A Year In Review for Covid-19 Vaccinations


Covid-19 vaccinations began a year ago. These numbers show how it's going

On December 14, 2020, nurse Sandra Lindsay rolled up her left sleeve at a New York City hospital and became one of the first people in the US to get vaccinated against Covid-19.

The vaccine was from Pfizer/BioNTech, and it had been authorized for emergency use only three days earlier by the FDA -- the first counterblow against a deadly virus that had crippled the country and shut down much of the world. Authorization for Covid-19 vaccines from Moderna and Johnson & Johnson soon followed.

A year later, millions of people in the US -- and billions around the world -- have been vaccinated against the coronavirus. The pandemic is still with us. But the vaccines have saved countless lives, reduced hospitalizations and helped restore some normalcy to our social activities.

They also have been greeted with skepticism and fear by many people who refuse to get them. Vaccine mandates have sparked protests, pitted companies against employees and complicated international travel.

And vaccine doses have disproportionately gone to wealthier countries, leaving poorer ones less protected.

As we mark one year of these vaccines, the world is fighting pandemic fatigue and the threats of new variants. But hundreds of thousands of people still are getting vaccinated each day in the US.


Here's a look at Covid-19 vaccines, by the numbers:

At least 485 million coronavirus vaccine doses administered so far in the United States. Nearly 60% of doses administered have been Pfizer/BioNTech, while another 38% have been the Moderna vaccine. Less than 4% of doses administered have been from J&J.

At least 202 million people of all ages are fully vaccinated in the US, about 60.9% of the total population, according to figures this week from the US Centers for Disease Control and Prevention.

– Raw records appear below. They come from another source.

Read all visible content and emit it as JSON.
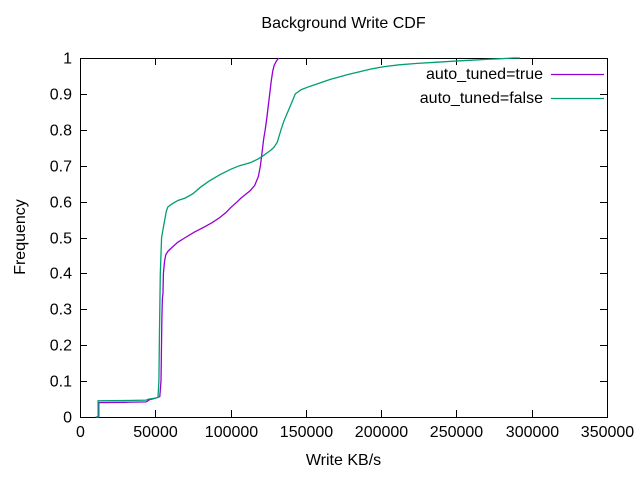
{
  "chart_data": {
    "type": "line",
    "title": "Background Write CDF",
    "xlabel": "Write KB/s",
    "ylabel": "Frequency",
    "xlim": [
      0,
      350000
    ],
    "ylim": [
      0,
      1
    ],
    "grid": false,
    "legend_position": "top-right-inside",
    "frame_color": "#000000",
    "x_ticks": [
      {
        "value": 0,
        "label": "0"
      },
      {
        "value": 50000,
        "label": "50000"
      },
      {
        "value": 100000,
        "label": "100000"
      },
      {
        "value": 150000,
        "label": "150000"
      },
      {
        "value": 200000,
        "label": "200000"
      },
      {
        "value": 250000,
        "label": "250000"
      },
      {
        "value": 300000,
        "label": "300000"
      },
      {
        "value": 350000,
        "label": "350000"
      }
    ],
    "y_ticks": [
      {
        "value": 0,
        "label": "0"
      },
      {
        "value": 0.1,
        "label": "0.1"
      },
      {
        "value": 0.2,
        "label": "0.2"
      },
      {
        "value": 0.3,
        "label": "0.3"
      },
      {
        "value": 0.4,
        "label": "0.4"
      },
      {
        "value": 0.5,
        "label": "0.5"
      },
      {
        "value": 0.6,
        "label": "0.6"
      },
      {
        "value": 0.7,
        "label": "0.7"
      },
      {
        "value": 0.8,
        "label": "0.8"
      },
      {
        "value": 0.9,
        "label": "0.9"
      },
      {
        "value": 1,
        "label": "1"
      }
    ],
    "series": [
      {
        "name": "auto_tuned=true",
        "color": "#9400d3",
        "points": [
          [
            10500,
            0
          ],
          [
            12500,
            0
          ],
          [
            12500,
            0.04
          ],
          [
            30000,
            0.041
          ],
          [
            44000,
            0.042
          ],
          [
            46000,
            0.048
          ],
          [
            50000,
            0.052
          ],
          [
            53000,
            0.057
          ],
          [
            53800,
            0.1
          ],
          [
            54100,
            0.2
          ],
          [
            54400,
            0.28
          ],
          [
            54700,
            0.33
          ],
          [
            55100,
            0.345
          ],
          [
            55400,
            0.4
          ],
          [
            56200,
            0.435
          ],
          [
            57000,
            0.452
          ],
          [
            58500,
            0.462
          ],
          [
            61000,
            0.472
          ],
          [
            65000,
            0.487
          ],
          [
            70000,
            0.5
          ],
          [
            76000,
            0.515
          ],
          [
            82000,
            0.528
          ],
          [
            88000,
            0.542
          ],
          [
            93000,
            0.556
          ],
          [
            97000,
            0.57
          ],
          [
            100000,
            0.583
          ],
          [
            104000,
            0.598
          ],
          [
            107000,
            0.61
          ],
          [
            110000,
            0.62
          ],
          [
            113000,
            0.63
          ],
          [
            116000,
            0.645
          ],
          [
            118500,
            0.67
          ],
          [
            119800,
            0.7
          ],
          [
            121000,
            0.74
          ],
          [
            122000,
            0.775
          ],
          [
            123000,
            0.8
          ],
          [
            124000,
            0.83
          ],
          [
            125000,
            0.865
          ],
          [
            126000,
            0.9
          ],
          [
            127000,
            0.935
          ],
          [
            128000,
            0.963
          ],
          [
            129000,
            0.98
          ],
          [
            130500,
            0.992
          ],
          [
            132000,
            1.0
          ]
        ]
      },
      {
        "name": "auto_tuned=false",
        "color": "#009e73",
        "points": [
          [
            10500,
            0
          ],
          [
            12000,
            0
          ],
          [
            12000,
            0.045
          ],
          [
            30000,
            0.046
          ],
          [
            44000,
            0.047
          ],
          [
            45500,
            0.05
          ],
          [
            50500,
            0.053
          ],
          [
            51800,
            0.055
          ],
          [
            52400,
            0.1
          ],
          [
            52800,
            0.24
          ],
          [
            53300,
            0.4
          ],
          [
            54200,
            0.5
          ],
          [
            55300,
            0.527
          ],
          [
            56300,
            0.55
          ],
          [
            57300,
            0.573
          ],
          [
            58300,
            0.585
          ],
          [
            61000,
            0.593
          ],
          [
            65000,
            0.603
          ],
          [
            70000,
            0.61
          ],
          [
            75000,
            0.622
          ],
          [
            80000,
            0.64
          ],
          [
            86000,
            0.658
          ],
          [
            93000,
            0.675
          ],
          [
            100000,
            0.69
          ],
          [
            106000,
            0.7
          ],
          [
            113000,
            0.708
          ],
          [
            118000,
            0.718
          ],
          [
            121000,
            0.726
          ],
          [
            124000,
            0.735
          ],
          [
            127000,
            0.744
          ],
          [
            129000,
            0.752
          ],
          [
            131000,
            0.765
          ],
          [
            133500,
            0.8
          ],
          [
            135500,
            0.825
          ],
          [
            138000,
            0.85
          ],
          [
            140500,
            0.875
          ],
          [
            143000,
            0.9
          ],
          [
            147000,
            0.912
          ],
          [
            152000,
            0.92
          ],
          [
            159000,
            0.93
          ],
          [
            166000,
            0.94
          ],
          [
            172000,
            0.947
          ],
          [
            178000,
            0.954
          ],
          [
            186000,
            0.962
          ],
          [
            194000,
            0.97
          ],
          [
            202000,
            0.976
          ],
          [
            212000,
            0.981
          ],
          [
            224000,
            0.985
          ],
          [
            236000,
            0.988
          ],
          [
            248000,
            0.991
          ],
          [
            260000,
            0.994
          ],
          [
            270000,
            0.996
          ],
          [
            280000,
            0.998
          ],
          [
            288000,
            1.0
          ],
          [
            292000,
            1.0
          ]
        ]
      }
    ]
  }
}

Vaccination coverage in the US increases by age group. More than 87% of seniors are fully vaccinated, compared to less than 60% of adults under the age of 25 and about half of adolescents age 12 to 17.

Racial disparities in vaccination persist, but the gaps are not as wide as they were in the early months.

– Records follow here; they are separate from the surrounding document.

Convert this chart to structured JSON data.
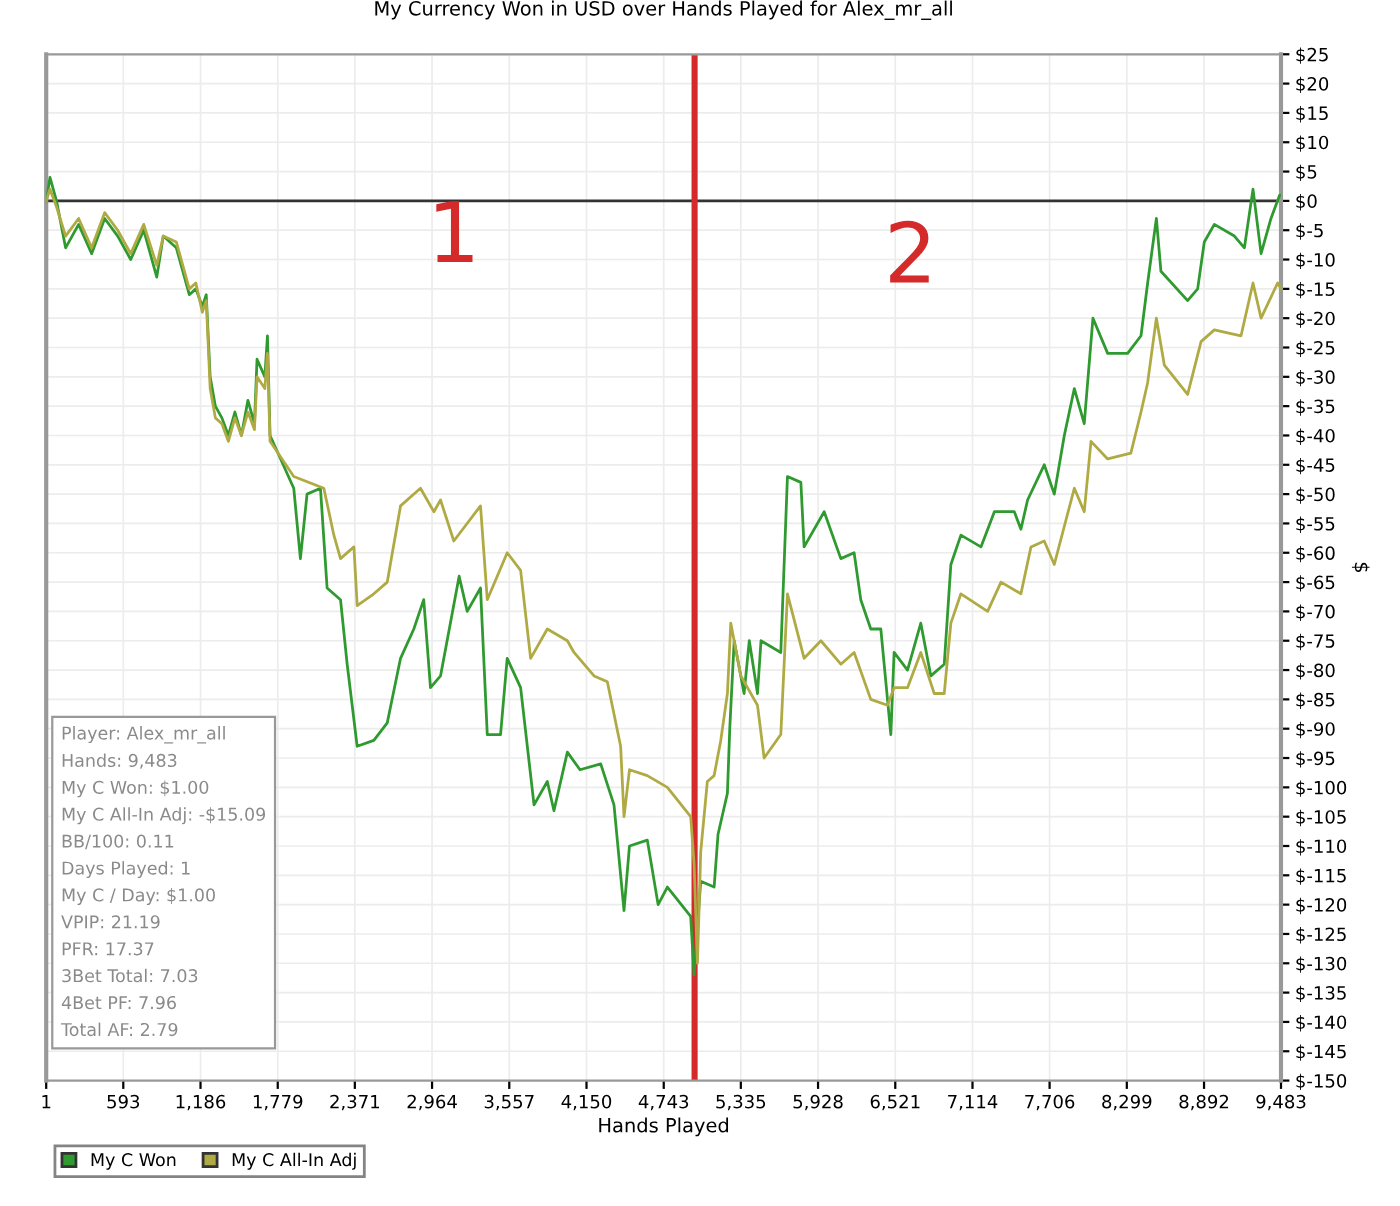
{
  "chart_data": {
    "type": "line",
    "title": "My Currency Won in USD over Hands Played for Alex_mr_all",
    "xlabel": "Hands Played",
    "ylabel": "$",
    "xlim": [
      1,
      9483
    ],
    "xticks": [
      1,
      593,
      {
        "value": 1186,
        "label": "1,186"
      },
      {
        "value": 1779,
        "label": "1,779"
      },
      {
        "value": 2371,
        "label": "2,371"
      },
      {
        "value": 2964,
        "label": "2,964"
      },
      {
        "value": 3557,
        "label": "3,557"
      },
      {
        "value": 4150,
        "label": "4,150"
      },
      {
        "value": 4743,
        "label": "4,743"
      },
      {
        "value": 5335,
        "label": "5,335"
      },
      {
        "value": 5928,
        "label": "5,928"
      },
      {
        "value": 6521,
        "label": "6,521"
      },
      {
        "value": 7114,
        "label": "7,114"
      },
      {
        "value": 7706,
        "label": "7,706"
      },
      {
        "value": 8299,
        "label": "8,299"
      },
      {
        "value": 8892,
        "label": "8,892"
      },
      {
        "value": 9483,
        "label": "9,483"
      }
    ],
    "ylim": [
      -150,
      25
    ],
    "yticks": [
      {
        "value": 25,
        "label": "$25"
      },
      {
        "value": 20,
        "label": "$20"
      },
      {
        "value": 15,
        "label": "$15"
      },
      {
        "value": 10,
        "label": "$10"
      },
      {
        "value": 5,
        "label": "$5"
      },
      {
        "value": 0,
        "label": "$0"
      },
      {
        "value": -5,
        "label": "$-5"
      },
      {
        "value": -10,
        "label": "$-10"
      },
      {
        "value": -15,
        "label": "$-15"
      },
      {
        "value": -20,
        "label": "$-20"
      },
      {
        "value": -25,
        "label": "$-25"
      },
      {
        "value": -30,
        "label": "$-30"
      },
      {
        "value": -35,
        "label": "$-35"
      },
      {
        "value": -40,
        "label": "$-40"
      },
      {
        "value": -45,
        "label": "$-45"
      },
      {
        "value": -50,
        "label": "$-50"
      },
      {
        "value": -55,
        "label": "$-55"
      },
      {
        "value": -60,
        "label": "$-60"
      },
      {
        "value": -65,
        "label": "$-65"
      },
      {
        "value": -70,
        "label": "$-70"
      },
      {
        "value": -75,
        "label": "$-75"
      },
      {
        "value": -80,
        "label": "$-80"
      },
      {
        "value": -85,
        "label": "$-85"
      },
      {
        "value": -90,
        "label": "$-90"
      },
      {
        "value": -95,
        "label": "$-95"
      },
      {
        "value": -100,
        "label": "$-100"
      },
      {
        "value": -105,
        "label": "$-105"
      },
      {
        "value": -110,
        "label": "$-110"
      },
      {
        "value": -115,
        "label": "$-115"
      },
      {
        "value": -120,
        "label": "$-120"
      },
      {
        "value": -125,
        "label": "$-125"
      },
      {
        "value": -130,
        "label": "$-130"
      },
      {
        "value": -135,
        "label": "$-135"
      },
      {
        "value": -140,
        "label": "$-140"
      },
      {
        "value": -145,
        "label": "$-145"
      },
      {
        "value": -150,
        "label": "$-150"
      }
    ],
    "grid": true,
    "legend": "bottom left",
    "series": [
      {
        "name": "My C Won",
        "color": "#2f9a2f",
        "x": [
          1,
          30,
          80,
          150,
          250,
          350,
          450,
          550,
          650,
          750,
          850,
          900,
          1000,
          1100,
          1150,
          1200,
          1230,
          1260,
          1300,
          1350,
          1400,
          1450,
          1500,
          1550,
          1600,
          1620,
          1680,
          1700,
          1720,
          1902,
          1953,
          2004,
          2107,
          2158,
          2261,
          2312,
          2389,
          2517,
          2620,
          2722,
          2824,
          2900,
          2952,
          3029,
          3172,
          3234,
          3336,
          3388,
          3490,
          3541,
          3644,
          3747,
          3849,
          3900,
          4003,
          4100,
          4259,
          4361,
          4438,
          4480,
          4617,
          4700,
          4771,
          4950,
          4976,
          5027,
          5130,
          5160,
          5232,
          5250,
          5284,
          5360,
          5400,
          5463,
          5490,
          5642,
          5693,
          5796,
          5821,
          5975,
          6103,
          6205,
          6256,
          6333,
          6410,
          6487,
          6512,
          6615,
          6717,
          6794,
          6897,
          6948,
          7025,
          7179,
          7282,
          7435,
          7486,
          7537,
          7665,
          7742,
          7819,
          7896,
          7972,
          8039,
          8152,
          8305,
          8408,
          8459,
          8526,
          8561,
          8766,
          8843,
          8894,
          8971,
          9125,
          9202,
          9268,
          9330,
          9406,
          9473,
          9483
        ],
        "values": [
          0,
          4,
          0,
          -8,
          -4,
          -9,
          -3,
          -6,
          -10,
          -5,
          -13,
          -6,
          -8,
          -16,
          -15,
          -18,
          -16,
          -30,
          -35,
          -37,
          -40,
          -36,
          -40,
          -34,
          -38,
          -27,
          -30,
          -23,
          -40,
          -49,
          -61,
          -50,
          -49,
          -66,
          -68,
          -79,
          -93,
          -92,
          -89,
          -78,
          -73,
          -68,
          -83,
          -81,
          -64,
          -70,
          -66,
          -91,
          -91,
          -78,
          -83,
          -103,
          -99,
          -104,
          -94,
          -97,
          -96,
          -103,
          -121,
          -110,
          -109,
          -120,
          -117,
          -122,
          -132,
          -116,
          -117,
          -108,
          -101,
          -90,
          -75,
          -84,
          -75,
          -84,
          -75,
          -77,
          -47,
          -48,
          -59,
          -53,
          -61,
          -60,
          -68,
          -73,
          -73,
          -91,
          -77,
          -80,
          -72,
          -81,
          -79,
          -62,
          -57,
          -59,
          -53,
          -53,
          -56,
          -51,
          -45,
          -50,
          -40,
          -32,
          -38,
          -20,
          -26,
          -26,
          -23,
          -14,
          -3,
          -12,
          -17,
          -15,
          -7,
          -4,
          -6,
          -8,
          2,
          -9,
          -3,
          1,
          1
        ]
      },
      {
        "name": "My C All-In Adj",
        "color": "#b0aa45",
        "x": [
          1,
          30,
          80,
          150,
          250,
          350,
          450,
          550,
          650,
          750,
          850,
          900,
          1000,
          1100,
          1150,
          1200,
          1230,
          1260,
          1300,
          1350,
          1400,
          1450,
          1500,
          1550,
          1600,
          1620,
          1680,
          1700,
          1720,
          1902,
          2133,
          2210,
          2261,
          2364,
          2389,
          2517,
          2620,
          2722,
          2875,
          2978,
          3029,
          3131,
          3336,
          3388,
          3541,
          3644,
          3721,
          3849,
          4003,
          4054,
          4208,
          4310,
          4412,
          4438,
          4480,
          4617,
          4771,
          4950,
          4976,
          5002,
          5027,
          5078,
          5130,
          5181,
          5232,
          5258,
          5335,
          5463,
          5514,
          5642,
          5693,
          5821,
          5950,
          6103,
          6205,
          6333,
          6461,
          6512,
          6615,
          6717,
          6820,
          6897,
          6948,
          7025,
          7230,
          7333,
          7486,
          7563,
          7665,
          7742,
          7896,
          7972,
          8024,
          8152,
          8330,
          8408,
          8459,
          8526,
          8587,
          8766,
          8869,
          8971,
          9176,
          9268,
          9330,
          9457,
          9483
        ],
        "values": [
          0,
          2,
          -1,
          -6,
          -3,
          -8,
          -2,
          -5,
          -9,
          -4,
          -11,
          -6,
          -7,
          -15,
          -14,
          -19,
          -17,
          -32,
          -37,
          -38,
          -41,
          -37,
          -40,
          -36,
          -39,
          -30,
          -32,
          -26,
          -41,
          -47,
          -49,
          -57,
          -61,
          -59,
          -69,
          -67,
          -65,
          -52,
          -49,
          -53,
          -51,
          -58,
          -52,
          -68,
          -60,
          -63,
          -78,
          -73,
          -75,
          -77,
          -81,
          -82,
          -93,
          -105,
          -97,
          -98,
          -100,
          -105,
          -113,
          -130,
          -111,
          -99,
          -98,
          -92,
          -84,
          -72,
          -81,
          -86,
          -95,
          -91,
          -67,
          -78,
          -75,
          -79,
          -77,
          -85,
          -86,
          -83,
          -83,
          -77,
          -84,
          -84,
          -72,
          -67,
          -70,
          -65,
          -67,
          -59,
          -58,
          -62,
          -49,
          -53,
          -41,
          -44,
          -43,
          -36,
          -31,
          -20,
          -28,
          -33,
          -24,
          -22,
          -23,
          -14,
          -20,
          -14,
          -15
        ]
      }
    ],
    "ref_lines": [
      {
        "axis": "y",
        "value": 0,
        "color": "#333333"
      },
      {
        "axis": "x",
        "value": 4980,
        "color": "#d42a2a"
      }
    ],
    "annotations": [
      "Player: Alex_mr_all",
      "Hands: 9,483",
      "My C Won: $1.00",
      "My C All-In Adj: -$15.09",
      "BB/100: 0.11",
      "Days Played: 1",
      "My C / Day: $1.00",
      "VPIP: 21.19",
      "PFR: 17.37",
      "3Bet Total: 7.03",
      "4Bet PF: 7.96",
      "Total AF: 2.79",
      "1",
      "2"
    ]
  }
}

23.4% of eligible people in the US, including all adults and children ages 5 and over, who have not received a dose of the Covid-19 vaccine, according to CDC data. That's roughly 73 million people. The CDC notes that first doses may be overestimated in their data second dose or booster.

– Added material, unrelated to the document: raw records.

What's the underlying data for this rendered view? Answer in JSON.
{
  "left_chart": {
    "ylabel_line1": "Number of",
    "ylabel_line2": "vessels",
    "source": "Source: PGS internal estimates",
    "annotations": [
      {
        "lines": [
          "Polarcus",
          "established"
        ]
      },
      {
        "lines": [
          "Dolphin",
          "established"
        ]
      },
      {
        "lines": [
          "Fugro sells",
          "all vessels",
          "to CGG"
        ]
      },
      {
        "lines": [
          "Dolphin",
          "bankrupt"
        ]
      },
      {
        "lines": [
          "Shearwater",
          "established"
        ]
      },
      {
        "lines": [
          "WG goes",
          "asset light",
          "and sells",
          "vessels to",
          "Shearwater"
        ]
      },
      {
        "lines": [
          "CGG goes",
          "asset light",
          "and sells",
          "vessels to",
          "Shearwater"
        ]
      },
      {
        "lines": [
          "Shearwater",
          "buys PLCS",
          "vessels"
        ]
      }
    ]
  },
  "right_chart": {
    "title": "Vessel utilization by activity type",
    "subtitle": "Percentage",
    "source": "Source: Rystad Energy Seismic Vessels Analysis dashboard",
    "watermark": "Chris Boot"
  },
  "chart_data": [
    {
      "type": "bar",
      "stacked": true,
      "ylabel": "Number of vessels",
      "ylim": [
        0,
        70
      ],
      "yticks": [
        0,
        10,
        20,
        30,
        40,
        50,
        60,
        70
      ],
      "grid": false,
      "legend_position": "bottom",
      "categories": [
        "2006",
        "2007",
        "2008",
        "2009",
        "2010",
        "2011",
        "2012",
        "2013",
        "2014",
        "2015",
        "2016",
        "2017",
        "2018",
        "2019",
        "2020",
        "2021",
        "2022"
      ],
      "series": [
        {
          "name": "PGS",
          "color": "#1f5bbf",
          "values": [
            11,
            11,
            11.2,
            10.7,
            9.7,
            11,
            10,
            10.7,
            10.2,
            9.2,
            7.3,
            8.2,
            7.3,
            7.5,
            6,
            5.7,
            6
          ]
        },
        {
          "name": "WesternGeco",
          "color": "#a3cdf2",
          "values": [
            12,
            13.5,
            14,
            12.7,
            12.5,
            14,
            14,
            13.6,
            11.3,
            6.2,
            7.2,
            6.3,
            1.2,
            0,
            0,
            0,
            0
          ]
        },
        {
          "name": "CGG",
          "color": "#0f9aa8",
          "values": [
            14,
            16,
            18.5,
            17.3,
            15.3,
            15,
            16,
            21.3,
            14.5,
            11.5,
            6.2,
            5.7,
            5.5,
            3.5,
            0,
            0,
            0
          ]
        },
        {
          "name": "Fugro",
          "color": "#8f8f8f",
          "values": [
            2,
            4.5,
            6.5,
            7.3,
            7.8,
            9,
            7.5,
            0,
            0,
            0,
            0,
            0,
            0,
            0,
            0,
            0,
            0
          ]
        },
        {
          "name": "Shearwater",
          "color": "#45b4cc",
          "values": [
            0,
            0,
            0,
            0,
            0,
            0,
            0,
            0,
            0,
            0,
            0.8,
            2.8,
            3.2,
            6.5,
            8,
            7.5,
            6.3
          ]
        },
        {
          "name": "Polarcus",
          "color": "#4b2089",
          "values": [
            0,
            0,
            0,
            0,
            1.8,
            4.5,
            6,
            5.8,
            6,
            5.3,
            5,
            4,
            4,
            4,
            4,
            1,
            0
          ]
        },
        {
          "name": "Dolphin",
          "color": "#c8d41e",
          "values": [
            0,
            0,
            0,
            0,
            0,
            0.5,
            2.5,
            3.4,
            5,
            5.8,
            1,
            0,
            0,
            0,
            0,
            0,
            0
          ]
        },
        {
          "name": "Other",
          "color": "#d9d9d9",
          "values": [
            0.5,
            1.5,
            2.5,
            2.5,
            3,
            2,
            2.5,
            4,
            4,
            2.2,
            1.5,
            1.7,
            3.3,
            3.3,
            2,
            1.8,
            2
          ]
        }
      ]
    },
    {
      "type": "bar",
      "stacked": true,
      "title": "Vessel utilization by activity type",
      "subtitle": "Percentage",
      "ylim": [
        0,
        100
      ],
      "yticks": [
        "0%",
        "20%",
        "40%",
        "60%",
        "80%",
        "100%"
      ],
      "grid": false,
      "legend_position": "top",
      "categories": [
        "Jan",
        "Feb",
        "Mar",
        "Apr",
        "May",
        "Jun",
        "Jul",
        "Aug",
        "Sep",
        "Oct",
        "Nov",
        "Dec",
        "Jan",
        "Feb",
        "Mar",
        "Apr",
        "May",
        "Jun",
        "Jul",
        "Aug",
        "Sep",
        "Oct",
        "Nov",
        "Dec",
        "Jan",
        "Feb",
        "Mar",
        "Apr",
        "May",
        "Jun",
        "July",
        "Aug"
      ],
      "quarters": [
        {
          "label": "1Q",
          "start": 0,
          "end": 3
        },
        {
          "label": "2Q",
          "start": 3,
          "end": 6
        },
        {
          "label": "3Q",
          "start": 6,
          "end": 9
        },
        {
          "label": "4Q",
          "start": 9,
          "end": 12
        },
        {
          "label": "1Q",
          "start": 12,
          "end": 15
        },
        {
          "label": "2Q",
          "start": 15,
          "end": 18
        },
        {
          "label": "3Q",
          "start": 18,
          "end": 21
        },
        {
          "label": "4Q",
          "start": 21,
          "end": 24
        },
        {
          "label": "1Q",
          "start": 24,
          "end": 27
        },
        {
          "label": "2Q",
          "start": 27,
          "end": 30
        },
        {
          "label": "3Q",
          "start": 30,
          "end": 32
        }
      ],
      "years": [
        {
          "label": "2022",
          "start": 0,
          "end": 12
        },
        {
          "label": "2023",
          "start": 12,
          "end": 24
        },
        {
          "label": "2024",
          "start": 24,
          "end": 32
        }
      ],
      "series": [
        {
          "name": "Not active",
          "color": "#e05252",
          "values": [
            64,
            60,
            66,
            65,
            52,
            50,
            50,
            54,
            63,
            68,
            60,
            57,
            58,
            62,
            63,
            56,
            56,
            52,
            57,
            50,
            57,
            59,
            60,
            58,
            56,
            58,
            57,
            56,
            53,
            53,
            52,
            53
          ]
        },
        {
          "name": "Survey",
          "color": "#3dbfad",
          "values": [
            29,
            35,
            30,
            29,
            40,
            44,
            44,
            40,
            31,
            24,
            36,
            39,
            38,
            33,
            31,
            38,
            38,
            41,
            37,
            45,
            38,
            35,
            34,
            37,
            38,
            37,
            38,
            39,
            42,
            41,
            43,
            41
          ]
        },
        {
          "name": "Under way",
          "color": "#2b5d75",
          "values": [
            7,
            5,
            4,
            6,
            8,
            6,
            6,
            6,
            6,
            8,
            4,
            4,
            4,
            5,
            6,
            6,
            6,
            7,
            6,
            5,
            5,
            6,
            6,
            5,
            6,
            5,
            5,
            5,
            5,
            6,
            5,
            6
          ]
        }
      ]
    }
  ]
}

Vaccination uptake varies widely state to state. More than three-quarters of people in Vermont are fully vaccinated, for example, but there are still six states where less than half of residents are fully vaccinated, according to CDC data: Alabama, Georgia, Idaho, Louisiana, Mississippi and Wyoming.


2 million doses are administered each day in the US. For the first month of the vaccination campaign in the United States, an average of less than 1 million doses were being administered each day. That jumped to a peak of about 3.4 million doses per day in mid-April once eligibility expanded to all adults.

The pace of vaccinations dropped dramatically over the summer, but is ticking up again, with booster shots accounting for more than half of the doses administered each day.

The daily pace of boosters has risen quickly in recent weeks since the Omicron variant was identified.

16.7% of children ages 5 to 11 in the US who've received at least one dose of a coronavirus vaccine.

CDC data put that figure closer to 19%, but the agency notes that first doses may be overestimated. About 10% of kids in this age group are fully vaccinated.